There was a strong linear correlation between vendor PD assessments ( $PCC = 0.96$ ), and overall agreement of the consensus PD assessments was almost perfect between the two vendors with an ICC of 0.95 (95% CI: 0.93 to 0.97). A scatter plot reinforced this finding (Fig. 4). A Bland–Altman plot demonstrated narrow upper and lower limits of agreement between the vendors with a small bias (2.3 percentage points), indicating that consensus PD assessments from Siemens images were marginally higher than those from Hologic images (Fig. 5). The level of bias observed was not clinically meaningfully different from the observed bias between pairs of radiologists reading the same mammograms from the same mammography units (Fig. 6).

Fig. 4

A scatter plot shows that the consensus PD measure was similar between vendors.

Fig. 5

A Bland–Altman plot shows little bias between consensus PD measures from paired images acquired by the two vendors’ mammography units.

Fig. 6

The bias observed between vendors (dashed line) was small and within the range observed between pairs of radiologists reading the same mammograms. Bias was calculated as the absolute value of the mean of the differences in PD assessments either between vendors or between radiologists.

4. Discussion

This study investigated the magnitude of vendor-specific differences in visually assessed PD. On average, it was found that visual consensus PD assessments from Siemens images were 2.3 percentage points higher than Hologic consensus PD assessments taken from a mammogram of the same woman within a 12-month timeframe. Such a small between-vendor bias is unlikely to be clinically significant or alter the course of a woman’s follow-up care. Additionally, such a small difference is unlikely to be a source of bias in multivendor studies assessing PD, particularly as PD is often assessed in the more broad BI-RADS density categories, which typically span a 25%-wide category of PD.²² Furthermore, two percentage points fall within the 5% levels that are consistent with radiologists’ internal rating scales of PD.²³^,²⁴ Additionally, the upper and lower limits of agreement, capturing how far apart 95% of the measurements on vendor-paired mammograms are, are very narrow ( $\pm 12$ percentage points around the bias) and suggest that the two vendors’ mammography units may be used interchangeably in assessing breast density. In combination with the very strong correlation ( $PCC = 0.96$ ) and agreement statistic ( $ICC = 0.95$ ), the small bias and narrowness of the upper and lower limits of agreement support the argument that visually assessed PD by radiologists agrees across the two mammography device vendor units and, therefore, that radiologists’ visual assessments of PD may be reliable across different mammography device vendors.

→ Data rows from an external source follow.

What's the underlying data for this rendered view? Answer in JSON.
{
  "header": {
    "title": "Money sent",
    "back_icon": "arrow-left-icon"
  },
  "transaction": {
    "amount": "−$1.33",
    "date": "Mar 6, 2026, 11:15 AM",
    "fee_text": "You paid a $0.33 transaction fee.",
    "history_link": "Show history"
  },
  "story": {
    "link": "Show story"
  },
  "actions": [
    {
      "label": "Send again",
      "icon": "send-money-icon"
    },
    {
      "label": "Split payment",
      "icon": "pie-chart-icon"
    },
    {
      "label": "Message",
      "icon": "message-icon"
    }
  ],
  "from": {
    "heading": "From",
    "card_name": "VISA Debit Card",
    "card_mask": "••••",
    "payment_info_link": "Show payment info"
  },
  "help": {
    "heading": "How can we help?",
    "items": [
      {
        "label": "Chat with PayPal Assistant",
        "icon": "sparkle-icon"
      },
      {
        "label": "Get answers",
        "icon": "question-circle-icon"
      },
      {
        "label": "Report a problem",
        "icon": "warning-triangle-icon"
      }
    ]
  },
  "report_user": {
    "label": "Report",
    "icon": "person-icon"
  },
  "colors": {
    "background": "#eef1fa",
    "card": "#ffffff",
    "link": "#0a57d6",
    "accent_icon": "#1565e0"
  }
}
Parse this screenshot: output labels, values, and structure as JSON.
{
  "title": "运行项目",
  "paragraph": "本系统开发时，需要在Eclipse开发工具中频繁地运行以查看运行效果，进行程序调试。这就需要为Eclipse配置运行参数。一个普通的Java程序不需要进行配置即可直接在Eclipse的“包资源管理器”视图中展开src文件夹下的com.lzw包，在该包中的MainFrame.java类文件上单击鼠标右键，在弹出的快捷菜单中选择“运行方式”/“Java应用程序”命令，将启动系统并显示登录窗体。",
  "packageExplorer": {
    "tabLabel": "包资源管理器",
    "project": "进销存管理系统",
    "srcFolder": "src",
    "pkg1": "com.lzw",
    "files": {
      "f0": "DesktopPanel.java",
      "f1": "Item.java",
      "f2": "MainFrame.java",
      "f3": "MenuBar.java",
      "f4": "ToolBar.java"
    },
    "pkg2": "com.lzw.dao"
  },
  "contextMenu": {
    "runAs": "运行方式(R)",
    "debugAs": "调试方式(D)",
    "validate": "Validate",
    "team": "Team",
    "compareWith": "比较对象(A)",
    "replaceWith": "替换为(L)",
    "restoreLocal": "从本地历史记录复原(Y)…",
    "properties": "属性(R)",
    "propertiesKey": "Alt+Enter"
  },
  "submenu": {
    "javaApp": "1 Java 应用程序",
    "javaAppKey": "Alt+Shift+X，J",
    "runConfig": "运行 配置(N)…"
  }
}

The magnitude of the difference in consensus PD assessments between different vendors found in this study is similar to that reported by Vinnicombe et al.¹⁰ In their study, GE images were reported, on average, to have higher PD than Hologic “for presentation” images acquired within a one-year period reported both using PD measurements and BI-RADS density categories. Based on our results and those of Vinnicombe et al., visual assessments of PD may differ minimally between vendors despite the fact that the visual appearance of PD is affected by vendor-specific postprocessing of “for processing” mammography images.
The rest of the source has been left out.